In [None]:
# 安装必要库
% pip install opencv-python scikit-learn matplotlib numpy
import cv2
import numpy as np
import os
import random
import matplotlib.pyplot as plt
from sklearn.model_selection import train_test_split
from sklearn.metrics import confusion_matrix, accuracy_score, ConfusionMatrixDisplay
from tensorflow.keras.models import Sequential
from tensorflow.keras.layers import Conv2D, MaxPooling2D, BatchNormalization, ReLU, Dropout, Flatten, Dense
from tensorflow.keras.optimizers import Adam, SGD
from tensorflow.keras.callbacks import EarlyStopping, ReduceLROnPlateau
from tensorflow.keras.utils import to_categorical

In [None]:
from google.colab import drive
drive.mount('/content/drive')

In [None]:
#2 全局配置（适配小数据集）
class Config:
    def __init__(self):
        self.data_dir = "/content/drive/MyDrive/fingerprint-recognition/data"
        self.save_dir = "/content/fingerprint_results"
        self.img_size = (128, 128)
        self.feat_dim = 128  # 特征向量维度
        self.sample_ratio = 1.0  # 小数据集：禁用抽样（改为100%使用）
        self.epochs = 15
        self.batch_size = 8  # 小数据集：减小批大小
        self.learning_rate = 0.0001
        self.margin = 0.2
        self.match_threshold = 0.85
        self.feat_db_path = os.path.join(self.save_dir, "fingerprint_feat_db.npz")

# 初始化
config = Config()
os.makedirs(config.save_dir, exist_ok=True)

In [None]:

# 1. 解析数据集：读取Google Drive中data文件夹的真实指纹数据
def parse_and_group_fingerprints(data_dir):
    finger_groups = {}
    # 遍历data文件夹下的所有图片（支持子文件夹/直接放图片两种结构）
    for root, dirs, files in os.walk(data_dir):
        for file in files:
            # 只处理指纹图片（支持bmp/png/jpg格式）
            if file.lower().endswith((".bmp", ".png", ".jpg", ".jpeg")):
                # 方案1：按子文件夹划分指纹ID（推荐）
                # 比如 data/指纹ID1/1.png → ID=指纹ID1
                if root != data_dir:
                    finger_id = os.path.basename(root)
                # 方案2：按文件名划分（无ufer文件夹时）
                # 比如 data/finger_001_1.png → ID=finger_001
                else:
                    fname = os.path.splitext(file)[0]
                    finger_id = "_".join(fname.split("_")[:-1]) if "_" in fname else fname
                
                # 保存真实图片路径
                img_path = os.path.join(root, file)
                if finger_id not in finger_groups:
                    finger_groups[finger_id] = []
                finger_groups[finger_id].append(img_path)
    
    # 过滤：只保留有≥1个样本的指纹ID
    finger_groups = {fid: paths for fid, paths in finger_groups.items() if len(paths) >= 1}
    
    # 打印真实数据信息（关键！
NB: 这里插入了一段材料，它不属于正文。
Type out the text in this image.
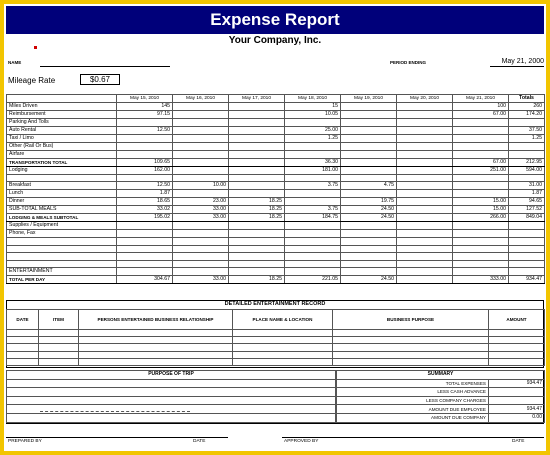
Expense Report
Your Company, Inc.
NAME	PERIOD ENDING	May 21, 2000
Mileage Rate	$0.67
	May 15, 2010	May 16, 2010	May 17, 2010	May 18, 2010	May 19, 2010	May 20, 2010	May 21, 2010	Totals
Miles Driven	145			15			100	260
Reimbursement	97.15			10.05			67.00	174.20
Parking And Tolls								
Auto Rental	12.50			25.00				37.50
Taxi / Limo				1.25				1.25
Other (Rail Or Bus)								
Airfare								
TRANSPORTATION TOTAL	109.65			36.30			67.00	212.95
Lodging	162.00			181.00			251.00	594.00

Breakfast	12.50	10.00		3.75	4.75			31.00
Lunch	1.87							1.87
Dinner	18.65	23.00	18.25		19.75		15.00	94.65
SUB-TOTAL MEALS	33.02	33.00	18.25	3.75	24.50		15.00	127.52
LODGING & MEALS SUBTOTAL	195.02	33.00	18.25	184.75	24.50		266.00	849.04
Supplies / Equipment								
Phone, Fax								

ENTERTAINMENT								
TOTAL PER DAY	304.67	33.00	18.25	221.05	24.50		333.00	934.47
DETAILED ENTERTAINMENT RECORD
DATE	ITEM	PERSONS ENTERTAINED BUSINESS RELATIONSHIP	PLACE NAME & LOCATION	BUSINESS PURPOSE	AMOUNT

PURPOSE OF TRIP	SUMMARY	
TOTAL EXPENSES	934.47
LESS CASH ADVANCE	
LESS COMPANY CHARGES	
AMOUNT DUE EMPLOYEE	934.47
AMOUNT DUE COMPANY	0.00
PREPARED BY	DATE	APPROVED BY	DATE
看是否读取到你的数据）
    print(f"解析完成！真实指纹ID数：{len(finger_groups)}")
    # 可选：打印每个ID的样本数，确认是否读取成功
    for fid, paths in finger_groups.items():
        print(f"指纹ID {fid}：{len(paths)} 个样本")
    return finger_groups

# 2. 图像预处理（不变）
def preprocess_img(img_path, img_size):
    try:
        img = cv2.imread(img_path, cv2.IMREAD_GRAYSCALE)
        if img is None:
            raise Exception(f"无法读取图片：{img_path}")
        img = cv2.resize(img, img_size)
        img = img / 255.0
        img = np.expand_dims(img, axis=-1)
        return img
    except Exception as e:
        print(f"预处理失败：{e}")
        return None

# 3. 三元组生成器（保留Gemini修复的__getitem__，但恢复读取真实图片）
class TripletGenerator(tf.keras.utils.Sequence): # 注意：要加tf.keras.utils.，否则会报错
    def __init__(self, finger_groups, img_size, batch_size):
        self.finger_groups = finger_groups
        self.img_size = img_size
        self.batch_size = batch_size
        self.finger_ids = list(finger_groups.keys())
        self.valid_triplets = self._generate_valid_triplets()
        self.on_epoch_end()

    def _generate_valid_triplets(self):
        triplets = []
        # 处理无数据的情况（避免报错）
        if len(self.finger_ids) == 0:
            return [("dummy", "dummy", "dummy")]
        
        # 遍历真实指纹ID生成三元组
        for anchor_id in self.finger_ids:
            anchor_paths = self.finger_groups[anchor_id]
            if len(anchor_paths) == 0:
                continue
            # 锚点样本
            anchor_path = random.choice(anchor_paths)
            # 正样本（同一ID）
            pos_path = random.choice(anchor_paths) if len(anchor_paths)>=1 else anchor_path
            # 负样本（不同ID）
            neg_ids = [id for id in self.finger_ids if id != anchor_id]
            if len(neg_ids) == 0:
                neg_path = anchor_path # 无其他ID时用自身（仅临时）
            else:
                neg_id = random.choice(neg_ids)
                neg_path = random.choice(self.finger_groups[neg_id])
            
            triplets.append((anchor_path, pos_path, neg_path))
        
        # 确保至少有batch_size个三元组
        if len(triplets) < self.batch_size:
            triplets += triplets[:self.batch_size - len(triplets)]
        return triplets

    def __len__(self):
        return max(1, len(self.valid_triplets) // self.batch_size)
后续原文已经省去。